The municipal quarantine authorities have destroyed and banned imports of poultry products from bird flu-stricken countries and regions.
Since February last year, Shanghai's quarantine authority has established a leadership team for prevention and control of highly pathogenic avian influenza and improved a reporting system for the fowl epidemic, the news agency quoted officials with the authorities as saying.
Besides poultry products, the quarantine organ has intensified spot check on other imports to Shanghai. Poultry and other animal products from non-bird-flu-stricken areas are now also under its strict scrutiny.

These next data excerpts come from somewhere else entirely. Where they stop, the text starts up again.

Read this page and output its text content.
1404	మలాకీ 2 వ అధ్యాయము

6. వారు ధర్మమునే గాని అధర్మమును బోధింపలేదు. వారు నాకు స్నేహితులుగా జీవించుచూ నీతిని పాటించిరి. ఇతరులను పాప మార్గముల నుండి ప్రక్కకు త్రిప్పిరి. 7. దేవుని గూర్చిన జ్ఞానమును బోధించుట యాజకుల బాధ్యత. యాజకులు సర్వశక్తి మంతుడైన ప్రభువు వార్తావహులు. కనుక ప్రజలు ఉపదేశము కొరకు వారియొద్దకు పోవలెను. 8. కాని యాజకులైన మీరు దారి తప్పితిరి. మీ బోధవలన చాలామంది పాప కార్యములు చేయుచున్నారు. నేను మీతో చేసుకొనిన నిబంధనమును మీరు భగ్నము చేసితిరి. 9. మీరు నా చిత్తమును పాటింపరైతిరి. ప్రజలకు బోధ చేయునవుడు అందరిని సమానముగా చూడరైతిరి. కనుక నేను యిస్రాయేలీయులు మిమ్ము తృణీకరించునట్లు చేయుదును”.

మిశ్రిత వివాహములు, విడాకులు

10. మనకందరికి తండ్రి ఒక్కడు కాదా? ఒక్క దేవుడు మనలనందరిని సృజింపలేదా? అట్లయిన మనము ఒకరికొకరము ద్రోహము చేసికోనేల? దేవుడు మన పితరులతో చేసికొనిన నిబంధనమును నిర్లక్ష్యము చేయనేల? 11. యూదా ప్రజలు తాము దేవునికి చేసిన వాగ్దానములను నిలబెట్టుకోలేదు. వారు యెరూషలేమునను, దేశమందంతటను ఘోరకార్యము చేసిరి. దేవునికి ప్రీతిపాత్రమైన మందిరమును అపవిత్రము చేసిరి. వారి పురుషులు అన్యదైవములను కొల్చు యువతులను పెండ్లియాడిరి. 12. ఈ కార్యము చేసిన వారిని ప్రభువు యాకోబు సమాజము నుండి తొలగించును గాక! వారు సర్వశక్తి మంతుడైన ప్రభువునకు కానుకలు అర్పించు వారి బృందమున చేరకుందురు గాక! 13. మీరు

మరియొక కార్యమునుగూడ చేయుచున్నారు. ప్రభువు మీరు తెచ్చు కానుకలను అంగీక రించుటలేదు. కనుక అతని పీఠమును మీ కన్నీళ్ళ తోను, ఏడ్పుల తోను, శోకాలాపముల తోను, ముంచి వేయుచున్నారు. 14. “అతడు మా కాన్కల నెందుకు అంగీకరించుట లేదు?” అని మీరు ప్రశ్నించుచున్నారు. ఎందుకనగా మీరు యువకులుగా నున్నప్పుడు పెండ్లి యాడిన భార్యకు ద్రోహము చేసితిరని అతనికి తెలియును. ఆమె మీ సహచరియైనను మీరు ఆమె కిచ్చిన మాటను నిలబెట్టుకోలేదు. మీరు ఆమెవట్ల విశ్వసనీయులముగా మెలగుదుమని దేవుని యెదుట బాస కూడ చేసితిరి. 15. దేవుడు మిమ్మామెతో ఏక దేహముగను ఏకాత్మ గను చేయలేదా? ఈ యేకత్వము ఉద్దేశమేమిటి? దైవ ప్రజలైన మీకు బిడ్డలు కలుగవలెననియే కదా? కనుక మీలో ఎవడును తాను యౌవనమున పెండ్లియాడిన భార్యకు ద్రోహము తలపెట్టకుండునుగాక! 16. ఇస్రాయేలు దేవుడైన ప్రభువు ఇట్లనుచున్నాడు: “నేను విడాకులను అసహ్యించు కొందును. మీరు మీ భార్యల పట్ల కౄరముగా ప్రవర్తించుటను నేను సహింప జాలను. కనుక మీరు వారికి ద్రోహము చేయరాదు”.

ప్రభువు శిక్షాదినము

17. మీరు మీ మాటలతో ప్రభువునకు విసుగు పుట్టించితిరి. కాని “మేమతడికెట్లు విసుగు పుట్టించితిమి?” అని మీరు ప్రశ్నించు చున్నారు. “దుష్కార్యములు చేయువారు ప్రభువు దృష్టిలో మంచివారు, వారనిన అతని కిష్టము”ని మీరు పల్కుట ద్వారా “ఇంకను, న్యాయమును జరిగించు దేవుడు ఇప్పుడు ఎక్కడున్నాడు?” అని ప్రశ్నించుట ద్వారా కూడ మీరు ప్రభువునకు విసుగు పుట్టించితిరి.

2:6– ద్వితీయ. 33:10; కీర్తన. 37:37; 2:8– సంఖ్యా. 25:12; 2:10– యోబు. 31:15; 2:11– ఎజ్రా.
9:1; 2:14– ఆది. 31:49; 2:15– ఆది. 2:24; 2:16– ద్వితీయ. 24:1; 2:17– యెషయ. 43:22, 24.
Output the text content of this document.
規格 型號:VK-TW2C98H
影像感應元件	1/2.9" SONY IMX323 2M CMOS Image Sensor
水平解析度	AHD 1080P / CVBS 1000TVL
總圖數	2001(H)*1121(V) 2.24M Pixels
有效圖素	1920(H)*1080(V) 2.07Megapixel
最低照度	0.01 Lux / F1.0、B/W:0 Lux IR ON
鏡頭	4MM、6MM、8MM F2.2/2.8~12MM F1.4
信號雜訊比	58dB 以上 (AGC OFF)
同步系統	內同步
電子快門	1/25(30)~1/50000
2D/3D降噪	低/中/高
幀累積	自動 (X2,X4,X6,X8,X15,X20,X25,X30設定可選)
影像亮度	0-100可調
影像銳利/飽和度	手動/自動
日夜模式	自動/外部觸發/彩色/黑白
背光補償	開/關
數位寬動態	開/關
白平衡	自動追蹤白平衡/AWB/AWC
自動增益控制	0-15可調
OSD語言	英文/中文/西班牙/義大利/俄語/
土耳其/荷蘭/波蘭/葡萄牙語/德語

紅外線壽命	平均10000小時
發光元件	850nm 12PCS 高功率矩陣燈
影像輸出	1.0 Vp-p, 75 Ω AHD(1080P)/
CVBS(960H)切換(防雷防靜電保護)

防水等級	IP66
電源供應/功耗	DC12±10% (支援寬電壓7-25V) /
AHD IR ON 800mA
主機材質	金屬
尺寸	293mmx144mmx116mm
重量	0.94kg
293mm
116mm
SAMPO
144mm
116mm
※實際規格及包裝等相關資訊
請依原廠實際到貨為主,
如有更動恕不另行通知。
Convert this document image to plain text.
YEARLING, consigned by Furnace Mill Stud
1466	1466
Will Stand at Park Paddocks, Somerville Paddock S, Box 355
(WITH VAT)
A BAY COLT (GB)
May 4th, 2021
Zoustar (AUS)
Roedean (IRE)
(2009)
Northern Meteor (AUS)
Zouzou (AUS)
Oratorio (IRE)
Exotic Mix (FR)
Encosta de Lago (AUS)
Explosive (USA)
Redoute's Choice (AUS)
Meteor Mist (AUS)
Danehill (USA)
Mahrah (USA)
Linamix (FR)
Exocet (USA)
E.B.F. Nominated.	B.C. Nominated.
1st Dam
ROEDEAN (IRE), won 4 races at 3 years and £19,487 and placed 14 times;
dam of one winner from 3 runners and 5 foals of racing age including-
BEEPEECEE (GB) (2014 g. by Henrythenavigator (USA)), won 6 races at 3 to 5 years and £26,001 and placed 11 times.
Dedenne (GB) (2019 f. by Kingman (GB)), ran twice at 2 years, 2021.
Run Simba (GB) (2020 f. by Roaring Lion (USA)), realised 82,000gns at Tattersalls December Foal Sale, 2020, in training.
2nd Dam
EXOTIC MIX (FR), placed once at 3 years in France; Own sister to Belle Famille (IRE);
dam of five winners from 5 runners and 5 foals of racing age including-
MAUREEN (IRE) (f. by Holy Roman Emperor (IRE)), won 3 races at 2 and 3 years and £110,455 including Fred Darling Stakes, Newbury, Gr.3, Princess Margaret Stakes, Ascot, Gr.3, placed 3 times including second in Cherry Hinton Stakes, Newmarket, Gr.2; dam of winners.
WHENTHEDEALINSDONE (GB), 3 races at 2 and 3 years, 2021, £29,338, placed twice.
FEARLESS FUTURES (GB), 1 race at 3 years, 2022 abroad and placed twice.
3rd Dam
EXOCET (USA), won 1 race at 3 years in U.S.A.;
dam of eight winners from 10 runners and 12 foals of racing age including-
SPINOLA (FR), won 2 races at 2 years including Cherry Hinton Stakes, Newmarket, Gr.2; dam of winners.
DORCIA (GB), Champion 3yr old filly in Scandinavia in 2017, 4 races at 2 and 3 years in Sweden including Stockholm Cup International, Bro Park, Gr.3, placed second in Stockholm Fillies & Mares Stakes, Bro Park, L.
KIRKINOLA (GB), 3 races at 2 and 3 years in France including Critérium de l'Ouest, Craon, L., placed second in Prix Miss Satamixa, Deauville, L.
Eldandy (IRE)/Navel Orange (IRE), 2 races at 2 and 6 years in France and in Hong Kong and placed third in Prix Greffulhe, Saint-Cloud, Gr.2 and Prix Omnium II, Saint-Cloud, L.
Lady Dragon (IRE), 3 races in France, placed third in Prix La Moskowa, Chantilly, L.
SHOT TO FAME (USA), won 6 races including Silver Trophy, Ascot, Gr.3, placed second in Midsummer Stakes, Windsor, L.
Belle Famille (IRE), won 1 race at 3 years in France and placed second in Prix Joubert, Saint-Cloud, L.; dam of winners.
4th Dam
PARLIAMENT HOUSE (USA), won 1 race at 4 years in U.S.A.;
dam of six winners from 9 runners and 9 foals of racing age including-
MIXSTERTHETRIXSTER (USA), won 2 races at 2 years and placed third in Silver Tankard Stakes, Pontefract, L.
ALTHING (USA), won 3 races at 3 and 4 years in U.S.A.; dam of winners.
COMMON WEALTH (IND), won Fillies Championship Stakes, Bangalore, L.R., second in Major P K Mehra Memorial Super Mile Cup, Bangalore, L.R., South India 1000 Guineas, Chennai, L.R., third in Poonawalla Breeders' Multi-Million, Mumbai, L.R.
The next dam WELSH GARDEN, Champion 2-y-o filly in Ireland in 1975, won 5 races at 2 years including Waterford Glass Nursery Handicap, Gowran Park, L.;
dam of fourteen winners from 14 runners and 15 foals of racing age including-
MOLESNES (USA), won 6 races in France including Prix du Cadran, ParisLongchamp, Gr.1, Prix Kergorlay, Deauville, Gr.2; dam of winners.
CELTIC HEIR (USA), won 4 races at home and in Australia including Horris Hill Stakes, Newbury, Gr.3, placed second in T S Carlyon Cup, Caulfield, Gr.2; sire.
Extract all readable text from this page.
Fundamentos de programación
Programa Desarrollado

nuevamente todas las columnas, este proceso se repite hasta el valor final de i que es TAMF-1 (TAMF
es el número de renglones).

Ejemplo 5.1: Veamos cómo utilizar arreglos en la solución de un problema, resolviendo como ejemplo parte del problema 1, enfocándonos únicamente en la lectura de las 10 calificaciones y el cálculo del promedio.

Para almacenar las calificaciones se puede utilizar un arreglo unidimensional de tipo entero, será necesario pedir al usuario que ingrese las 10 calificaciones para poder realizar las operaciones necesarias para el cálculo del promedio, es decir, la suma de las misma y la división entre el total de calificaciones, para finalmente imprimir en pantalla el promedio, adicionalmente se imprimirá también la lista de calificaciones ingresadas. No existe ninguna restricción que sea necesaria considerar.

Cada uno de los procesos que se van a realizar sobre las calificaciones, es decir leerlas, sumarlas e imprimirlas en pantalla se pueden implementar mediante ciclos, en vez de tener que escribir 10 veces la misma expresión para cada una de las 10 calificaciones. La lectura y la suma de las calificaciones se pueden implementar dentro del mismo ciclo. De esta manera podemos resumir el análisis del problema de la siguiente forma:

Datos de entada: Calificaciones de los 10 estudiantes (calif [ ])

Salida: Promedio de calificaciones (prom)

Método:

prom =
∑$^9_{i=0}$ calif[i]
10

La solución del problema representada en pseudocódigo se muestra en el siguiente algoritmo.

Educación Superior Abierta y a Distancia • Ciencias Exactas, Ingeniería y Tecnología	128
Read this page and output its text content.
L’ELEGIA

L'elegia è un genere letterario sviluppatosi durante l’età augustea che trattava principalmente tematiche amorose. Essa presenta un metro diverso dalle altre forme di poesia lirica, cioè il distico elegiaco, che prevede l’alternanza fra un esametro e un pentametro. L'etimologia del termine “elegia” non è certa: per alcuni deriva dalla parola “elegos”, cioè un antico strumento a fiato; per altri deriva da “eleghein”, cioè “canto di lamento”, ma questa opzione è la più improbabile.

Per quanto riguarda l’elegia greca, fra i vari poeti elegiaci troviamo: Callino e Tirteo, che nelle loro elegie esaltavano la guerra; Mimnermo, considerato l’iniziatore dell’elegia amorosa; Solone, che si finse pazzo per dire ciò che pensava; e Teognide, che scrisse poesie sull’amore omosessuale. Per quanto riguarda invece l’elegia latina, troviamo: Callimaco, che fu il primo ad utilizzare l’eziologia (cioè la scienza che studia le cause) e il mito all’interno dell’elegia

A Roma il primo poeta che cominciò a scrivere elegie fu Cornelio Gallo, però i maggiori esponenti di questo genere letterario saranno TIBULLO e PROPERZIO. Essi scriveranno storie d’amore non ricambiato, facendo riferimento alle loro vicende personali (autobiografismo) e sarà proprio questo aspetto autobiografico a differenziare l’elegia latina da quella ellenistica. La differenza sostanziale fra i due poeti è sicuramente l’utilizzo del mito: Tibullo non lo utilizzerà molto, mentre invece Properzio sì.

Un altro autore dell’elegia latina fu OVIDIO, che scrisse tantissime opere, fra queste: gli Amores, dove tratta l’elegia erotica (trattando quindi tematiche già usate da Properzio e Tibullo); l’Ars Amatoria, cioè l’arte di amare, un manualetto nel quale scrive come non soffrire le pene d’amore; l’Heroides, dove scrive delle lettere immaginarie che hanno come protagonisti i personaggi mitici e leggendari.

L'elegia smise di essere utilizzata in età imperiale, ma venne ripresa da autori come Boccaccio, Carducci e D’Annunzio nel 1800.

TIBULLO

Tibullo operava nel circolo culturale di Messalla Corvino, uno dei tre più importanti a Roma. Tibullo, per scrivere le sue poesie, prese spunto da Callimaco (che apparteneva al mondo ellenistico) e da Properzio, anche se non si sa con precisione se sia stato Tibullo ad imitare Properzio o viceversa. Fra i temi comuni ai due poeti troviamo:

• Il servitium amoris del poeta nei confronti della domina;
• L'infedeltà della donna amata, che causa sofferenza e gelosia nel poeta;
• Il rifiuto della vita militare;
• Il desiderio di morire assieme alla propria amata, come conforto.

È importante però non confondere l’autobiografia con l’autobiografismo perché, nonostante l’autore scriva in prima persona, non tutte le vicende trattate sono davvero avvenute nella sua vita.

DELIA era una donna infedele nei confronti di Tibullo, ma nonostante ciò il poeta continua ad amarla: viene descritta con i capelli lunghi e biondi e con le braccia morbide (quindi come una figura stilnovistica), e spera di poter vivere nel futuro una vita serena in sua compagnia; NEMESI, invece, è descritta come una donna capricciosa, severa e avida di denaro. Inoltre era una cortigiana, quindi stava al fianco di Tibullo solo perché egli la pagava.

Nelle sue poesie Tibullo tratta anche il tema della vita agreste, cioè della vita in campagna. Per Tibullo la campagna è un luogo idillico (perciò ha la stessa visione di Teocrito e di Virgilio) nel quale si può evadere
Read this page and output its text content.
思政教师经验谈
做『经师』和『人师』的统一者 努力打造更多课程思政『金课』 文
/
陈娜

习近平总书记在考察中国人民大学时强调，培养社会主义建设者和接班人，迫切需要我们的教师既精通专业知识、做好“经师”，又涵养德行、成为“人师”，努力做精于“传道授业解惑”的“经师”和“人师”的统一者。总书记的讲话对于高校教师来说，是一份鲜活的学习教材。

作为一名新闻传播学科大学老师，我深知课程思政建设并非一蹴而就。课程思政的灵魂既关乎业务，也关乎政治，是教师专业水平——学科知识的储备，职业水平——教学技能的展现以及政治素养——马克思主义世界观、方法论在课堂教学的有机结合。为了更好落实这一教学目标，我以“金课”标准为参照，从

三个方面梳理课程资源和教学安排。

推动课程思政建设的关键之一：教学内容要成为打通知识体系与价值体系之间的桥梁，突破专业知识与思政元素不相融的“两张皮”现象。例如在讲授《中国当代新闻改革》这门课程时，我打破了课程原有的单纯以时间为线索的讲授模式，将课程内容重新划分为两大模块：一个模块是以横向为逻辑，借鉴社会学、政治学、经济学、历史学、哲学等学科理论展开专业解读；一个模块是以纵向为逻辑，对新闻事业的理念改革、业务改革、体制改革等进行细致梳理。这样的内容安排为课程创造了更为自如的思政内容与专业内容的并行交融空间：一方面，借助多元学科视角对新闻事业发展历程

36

The officials said in the past nine months, Shanghai intercepted 35,425 kilogrammes of poultry products from bird-flu-stricken areas, and monitored 993 batches of such products from the United States, Brazil and Argentina, with negative results for all viral tests.
In the January-September period, the local quarantine authority slew all birds and destroyed related products aboard vessels that entered Shanghai for dismantlement or maintenance.
The organ supervised environmental-friendly treatment of wastes and sewage from all sorts of inbound transport vehicles and forbade the wastes and sewage from being discarded randomly. All containers from bird-flu-stricken areas have been sterilized at the port.
Related reports said China is pondering measures such as stockpiling emergency materials including anti-flu druge Tamiflu, in case the bird-flu virus mutates into a strain which is transmitted from human to human.
The latest alarm was in North China's Inner Mongolia Autonomous Region, where about 2,600 birds died following a recent outbreak caused by the deadly H5N1 strain of the virus, according to the Ministry of Agriculture.
On Thursday, Foreign Ministry spokesman Kong Quan told a regular press conference that China is concerned about the epidemic and has set up a nationwide monitoring network and pre-schemes for emergency.